The purple porters got better with the steering as time went on. I hated not being able to really see what we were passing, the faces of people we passed or where we were going.  I think there should be a way patients can wear their glasses to the OR. Anyway we eventually made it to our destination.  I was wheeled through a large set of doors into a holding type area where there were about 12 chairs, sporadically filled with patients and loved ones. There was room for two beds. They parked my bed (of course not saying anything to me) and a nearby patient in the chairs asked me why I was so special that I didn't have to walk in like they did. I just smiled and shrugged.

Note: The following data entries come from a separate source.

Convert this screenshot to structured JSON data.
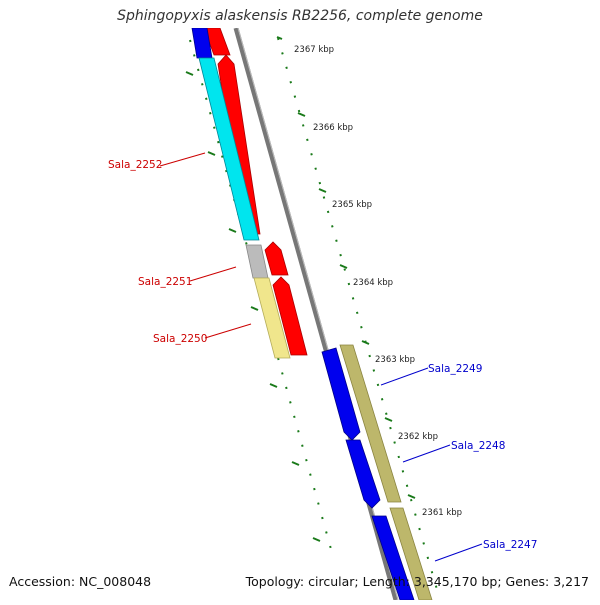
{
  "title": "Sphingopyxis alaskensis RB2256, complete genome",
  "accession": "Accession: NC_008048",
  "summary": "Topology: circular; Length: 3,345,170 bp; Genes: 3,217",
  "colors": {
    "reverse_label": "#cc0000",
    "forward_label": "#0000cc",
    "tick": "#1a7a1a",
    "backbone": "#777777"
  },
  "scale_labels": [
    "2367 kbp",
    "2366 kbp",
    "2365 kbp",
    "2364 kbp",
    "2363 kbp",
    "2362 kbp",
    "2361 kbp"
  ],
  "gene_labels": {
    "reverse": [
      "Sala_2252",
      "Sala_2251",
      "Sala_2250"
    ],
    "forward": [
      "Sala_2249",
      "Sala_2248",
      "Sala_2247"
    ]
  }
}
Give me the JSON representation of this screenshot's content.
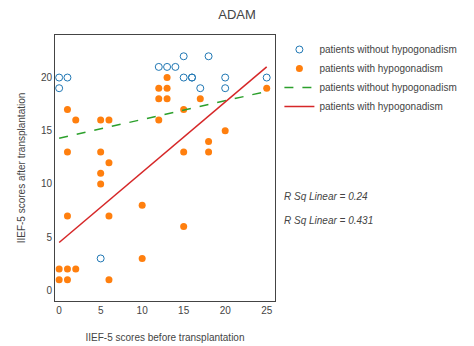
{
  "chart_data": {
    "type": "scatter",
    "title": "ADAM",
    "x_label": "IIEF-5 scores before transplantation",
    "y_label": "IIEF-5 scores after transplantation",
    "annotations": [
      "R Sq Linear = 0.24",
      "R Sq Linear = 0.431"
    ],
    "series": [
      {
        "name": "patients without hypogonadism",
        "type": "scatter",
        "marker": "circle-open",
        "x": [
          0,
          0,
          1,
          12,
          13,
          14,
          15,
          15,
          16,
          16,
          17,
          18,
          20,
          20,
          25,
          5
        ],
        "values": [
          20,
          19,
          20,
          21,
          21,
          21,
          20,
          22,
          20,
          20,
          19,
          22,
          20,
          19,
          20,
          3
        ]
      },
      {
        "name": "patients with hypogonadism",
        "type": "scatter",
        "marker": "circle",
        "x": [
          0,
          0,
          1,
          1,
          1,
          1,
          1,
          2,
          2,
          5,
          5,
          5,
          5,
          6,
          6,
          6,
          6,
          10,
          10,
          12,
          12,
          12,
          13,
          13,
          13,
          15,
          15,
          15,
          17,
          18,
          18,
          20,
          25
        ],
        "values": [
          2,
          1,
          2,
          1,
          7,
          13,
          17,
          2,
          16,
          11,
          13,
          10,
          16,
          7,
          12,
          1,
          16,
          8,
          3,
          19,
          18,
          16,
          20,
          19,
          18,
          17,
          13,
          6,
          18,
          13,
          14,
          15,
          19
        ]
      },
      {
        "name": "patients without hypogonadism",
        "type": "line",
        "line_style": "dashed",
        "x": [
          0,
          25
        ],
        "values": [
          14.3,
          18.7
        ]
      },
      {
        "name": "patients with hypogonadism",
        "type": "line",
        "line_style": "solid",
        "x": [
          0,
          25
        ],
        "values": [
          4.5,
          21.0
        ]
      }
    ],
    "xlim": [
      -0.5,
      26
    ],
    "ylim": [
      -1,
      24
    ],
    "xticks": [
      0,
      5,
      10,
      15,
      20,
      25
    ],
    "yticks": [
      0,
      5,
      10,
      15,
      20
    ],
    "grid": false,
    "legend": "right"
  }
}
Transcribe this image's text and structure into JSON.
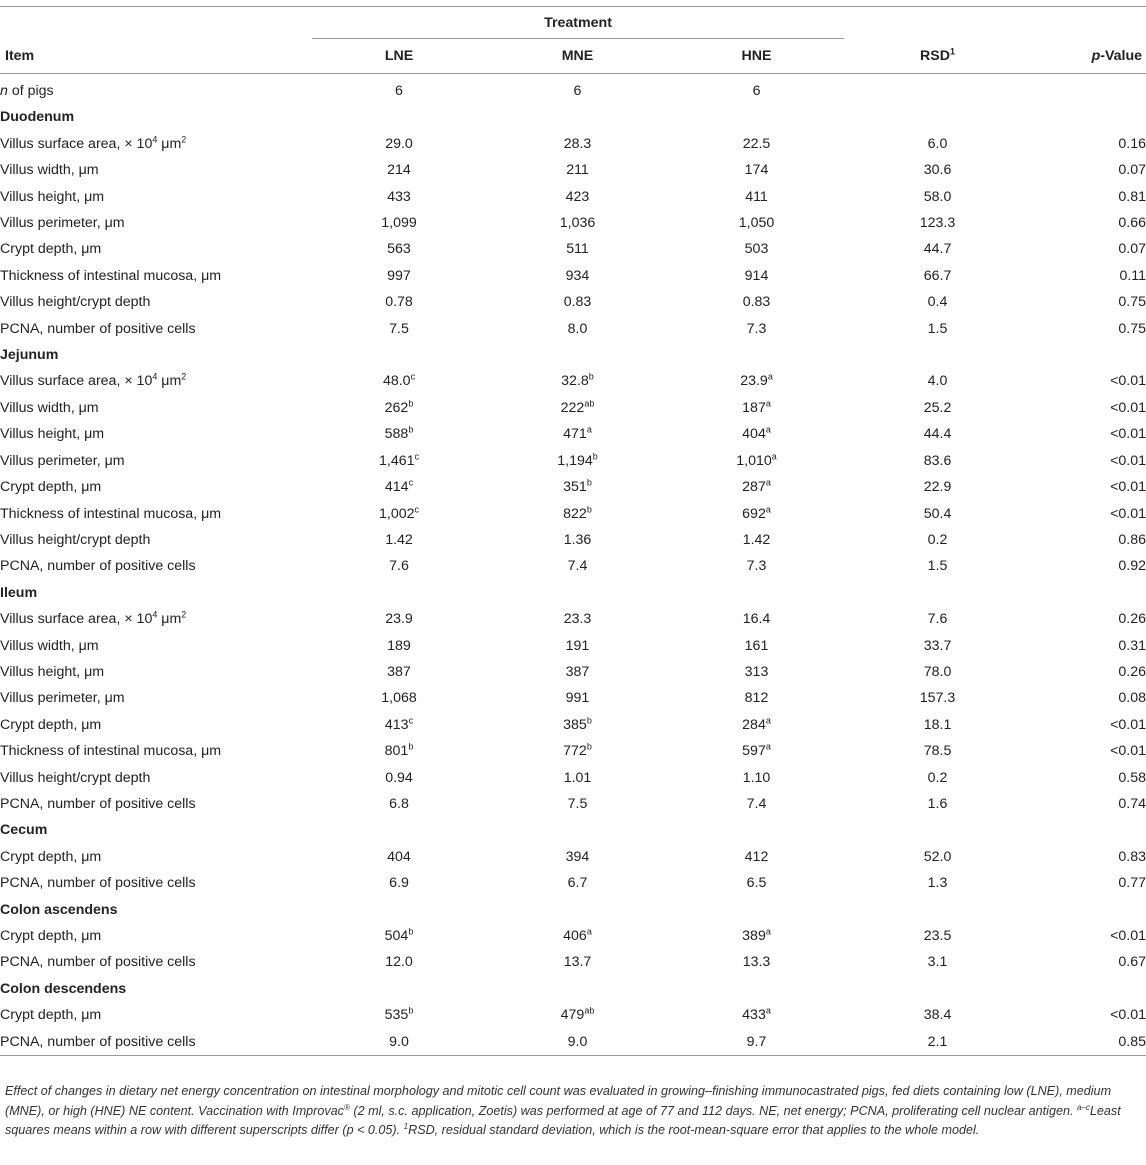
{
  "table": {
    "header": {
      "treatment": "Treatment",
      "item": "Item",
      "lne": "LNE",
      "mne": "MNE",
      "hne": "HNE",
      "rsd": "RSD",
      "rsd_sup": "1",
      "pvalue_italic": "p",
      "pvalue_rest": "-Value"
    },
    "rows": [
      {
        "type": "data",
        "item_italic": "n",
        "item": " of pigs",
        "lne": "6",
        "mne": "6",
        "hne": "6",
        "rsd": "",
        "p": ""
      },
      {
        "type": "section",
        "label": "Duodenum"
      },
      {
        "type": "data",
        "item": "Villus surface area, × 10",
        "item_sup": "4",
        "item_after": " μm",
        "item_sup2": "2",
        "lne": "29.0",
        "mne": "28.3",
        "hne": "22.5",
        "rsd": "6.0",
        "p": "0.16"
      },
      {
        "type": "data",
        "item": "Villus width, μm",
        "lne": "214",
        "mne": "211",
        "hne": "174",
        "rsd": "30.6",
        "p": "0.07"
      },
      {
        "type": "data",
        "item": "Villus height, μm",
        "lne": "433",
        "mne": "423",
        "hne": "411",
        "rsd": "58.0",
        "p": "0.81"
      },
      {
        "type": "data",
        "item": "Villus perimeter, μm",
        "lne": "1,099",
        "mne": "1,036",
        "hne": "1,050",
        "rsd": "123.3",
        "p": "0.66"
      },
      {
        "type": "data",
        "item": "Crypt depth, μm",
        "lne": "563",
        "mne": "511",
        "hne": "503",
        "rsd": "44.7",
        "p": "0.07"
      },
      {
        "type": "data",
        "item": "Thickness of intestinal mucosa, μm",
        "lne": "997",
        "mne": "934",
        "hne": "914",
        "rsd": "66.7",
        "p": "0.11"
      },
      {
        "type": "data",
        "item": "Villus height/crypt depth",
        "lne": "0.78",
        "mne": "0.83",
        "hne": "0.83",
        "rsd": "0.4",
        "p": "0.75"
      },
      {
        "type": "data",
        "item": "PCNA, number of positive cells",
        "lne": "7.5",
        "mne": "8.0",
        "hne": "7.3",
        "rsd": "1.5",
        "p": "0.75"
      },
      {
        "type": "section",
        "label": "Jejunum"
      },
      {
        "type": "data",
        "item": "Villus surface area, × 10",
        "item_sup": "4",
        "item_after": " μm",
        "item_sup2": "2",
        "lne": "48.0",
        "lne_sup": "c",
        "mne": "32.8",
        "mne_sup": "b",
        "hne": "23.9",
        "hne_sup": "a",
        "rsd": "4.0",
        "p": "<0.01"
      },
      {
        "type": "data",
        "item": "Villus width, μm",
        "lne": "262",
        "lne_sup": "b",
        "mne": "222",
        "mne_sup": "ab",
        "hne": "187",
        "hne_sup": "a",
        "rsd": "25.2",
        "p": "<0.01"
      },
      {
        "type": "data",
        "item": "Villus height, μm",
        "lne": "588",
        "lne_sup": "b",
        "mne": "471",
        "mne_sup": "a",
        "hne": "404",
        "hne_sup": "a",
        "rsd": "44.4",
        "p": "<0.01"
      },
      {
        "type": "data",
        "item": "Villus perimeter, μm",
        "lne": "1,461",
        "lne_sup": "c",
        "mne": "1,194",
        "mne_sup": "b",
        "hne": "1,010",
        "hne_sup": "a",
        "rsd": "83.6",
        "p": "<0.01"
      },
      {
        "type": "data",
        "item": "Crypt depth, μm",
        "lne": "414",
        "lne_sup": "c",
        "mne": "351",
        "mne_sup": "b",
        "hne": "287",
        "hne_sup": "a",
        "rsd": "22.9",
        "p": "<0.01"
      },
      {
        "type": "data",
        "item": "Thickness of intestinal mucosa, μm",
        "lne": "1,002",
        "lne_sup": "c",
        "mne": "822",
        "mne_sup": "b",
        "hne": "692",
        "hne_sup": "a",
        "rsd": "50.4",
        "p": "<0.01"
      },
      {
        "type": "data",
        "item": "Villus height/crypt depth",
        "lne": "1.42",
        "mne": "1.36",
        "hne": "1.42",
        "rsd": "0.2",
        "p": "0.86"
      },
      {
        "type": "data",
        "item": "PCNA, number of positive cells",
        "lne": "7.6",
        "mne": "7.4",
        "hne": "7.3",
        "rsd": "1.5",
        "p": "0.92"
      },
      {
        "type": "section",
        "label": "Ileum"
      },
      {
        "type": "data",
        "item": "Villus surface area, × 10",
        "item_sup": "4",
        "item_after": " μm",
        "item_sup2": "2",
        "lne": "23.9",
        "mne": "23.3",
        "hne": "16.4",
        "rsd": "7.6",
        "p": "0.26"
      },
      {
        "type": "data",
        "item": "Villus width, μm",
        "lne": "189",
        "mne": "191",
        "hne": "161",
        "rsd": "33.7",
        "p": "0.31"
      },
      {
        "type": "data",
        "item": "Villus height, μm",
        "lne": "387",
        "mne": "387",
        "hne": "313",
        "rsd": "78.0",
        "p": "0.26"
      },
      {
        "type": "data",
        "item": "Villus perimeter, μm",
        "lne": "1,068",
        "mne": "991",
        "hne": "812",
        "rsd": "157.3",
        "p": "0.08"
      },
      {
        "type": "data",
        "item": "Crypt depth, μm",
        "lne": "413",
        "lne_sup": "c",
        "mne": "385",
        "mne_sup": "b",
        "hne": "284",
        "hne_sup": "a",
        "rsd": "18.1",
        "p": "<0.01"
      },
      {
        "type": "data",
        "item": "Thickness of intestinal mucosa, μm",
        "lne": "801",
        "lne_sup": "b",
        "mne": "772",
        "mne_sup": "b",
        "hne": "597",
        "hne_sup": "a",
        "rsd": "78.5",
        "p": "<0.01"
      },
      {
        "type": "data",
        "item": "Villus height/crypt depth",
        "lne": "0.94",
        "mne": "1.01",
        "hne": "1.10",
        "rsd": "0.2",
        "p": "0.58"
      },
      {
        "type": "data",
        "item": "PCNA, number of positive cells",
        "lne": "6.8",
        "mne": "7.5",
        "hne": "7.4",
        "rsd": "1.6",
        "p": "0.74"
      },
      {
        "type": "section",
        "label": "Cecum"
      },
      {
        "type": "data",
        "item": "Crypt depth, μm",
        "lne": "404",
        "mne": "394",
        "hne": "412",
        "rsd": "52.0",
        "p": "0.83"
      },
      {
        "type": "data",
        "item": "PCNA, number of positive cells",
        "lne": "6.9",
        "mne": "6.7",
        "hne": "6.5",
        "rsd": "1.3",
        "p": "0.77"
      },
      {
        "type": "section",
        "label": "Colon ascendens"
      },
      {
        "type": "data",
        "item": "Crypt depth, μm",
        "lne": "504",
        "lne_sup": "b",
        "mne": "406",
        "mne_sup": "a",
        "hne": "389",
        "hne_sup": "a",
        "rsd": "23.5",
        "p": "<0.01"
      },
      {
        "type": "data",
        "item": "PCNA, number of positive cells",
        "lne": "12.0",
        "mne": "13.7",
        "hne": "13.3",
        "rsd": "3.1",
        "p": "0.67"
      },
      {
        "type": "section",
        "label": "Colon descendens"
      },
      {
        "type": "data",
        "item": "Crypt depth, μm",
        "lne": "535",
        "lne_sup": "b",
        "mne": "479",
        "mne_sup": "ab",
        "hne": "433",
        "hne_sup": "a",
        "rsd": "38.4",
        "p": "<0.01"
      },
      {
        "type": "data",
        "item": "PCNA, number of positive cells",
        "lne": "9.0",
        "mne": "9.0",
        "hne": "9.7",
        "rsd": "2.1",
        "p": "0.85"
      }
    ]
  },
  "footnote": {
    "part1": "Effect of changes in dietary net energy concentration on intestinal morphology and mitotic cell count was evaluated in growing–finishing immunocastrated pigs, fed diets containing low (LNE), medium (MNE), or high (HNE) NE content. Vaccination with Improvac",
    "reg": "®",
    "part2": " (2 ml, s.c. application, Zoetis) was performed at age of 77 and 112 days. NE, net energy; PCNA, proliferating cell nuclear antigen. ",
    "sup_ac": "a–c",
    "part3": "Least squares means within a row with different superscripts differ (p < 0.05). ",
    "sup_1": "1",
    "part4": "RSD, residual standard deviation, which is the root-mean-square error that applies to the whole model."
  }
}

I saw the the purple porters had headed over to a sort of office area with a window.  it looked like some kind of coordination office for the operating area. The louder porter told the lady behind the window that I was there (referring to me by ward and room I believe) and that she was going to get other patients that were next on the list, identifying them in the same way. The lady behind the window quickly told her she couldn't do that yet, not for about another 30 minutes. I thought I heard her say something to the effect of me needing to be gone. I figured they must be talking about my recipient. In a donation like mine we need to be separate ahead of time lest someone change their mind and because of course they want things to be anonymous. If I wasn't sure they were talking about me I certainly was once they all looked over at me at once-hello!! I can see you staring (sort of...blurry but still)! It was a weird feeling being talked about like I wasn't there or I couldn't hear. They nailed down their patient logistics, wrapped up the conversation and off they went.  I tried to get comfortable and waited to see what would happen next.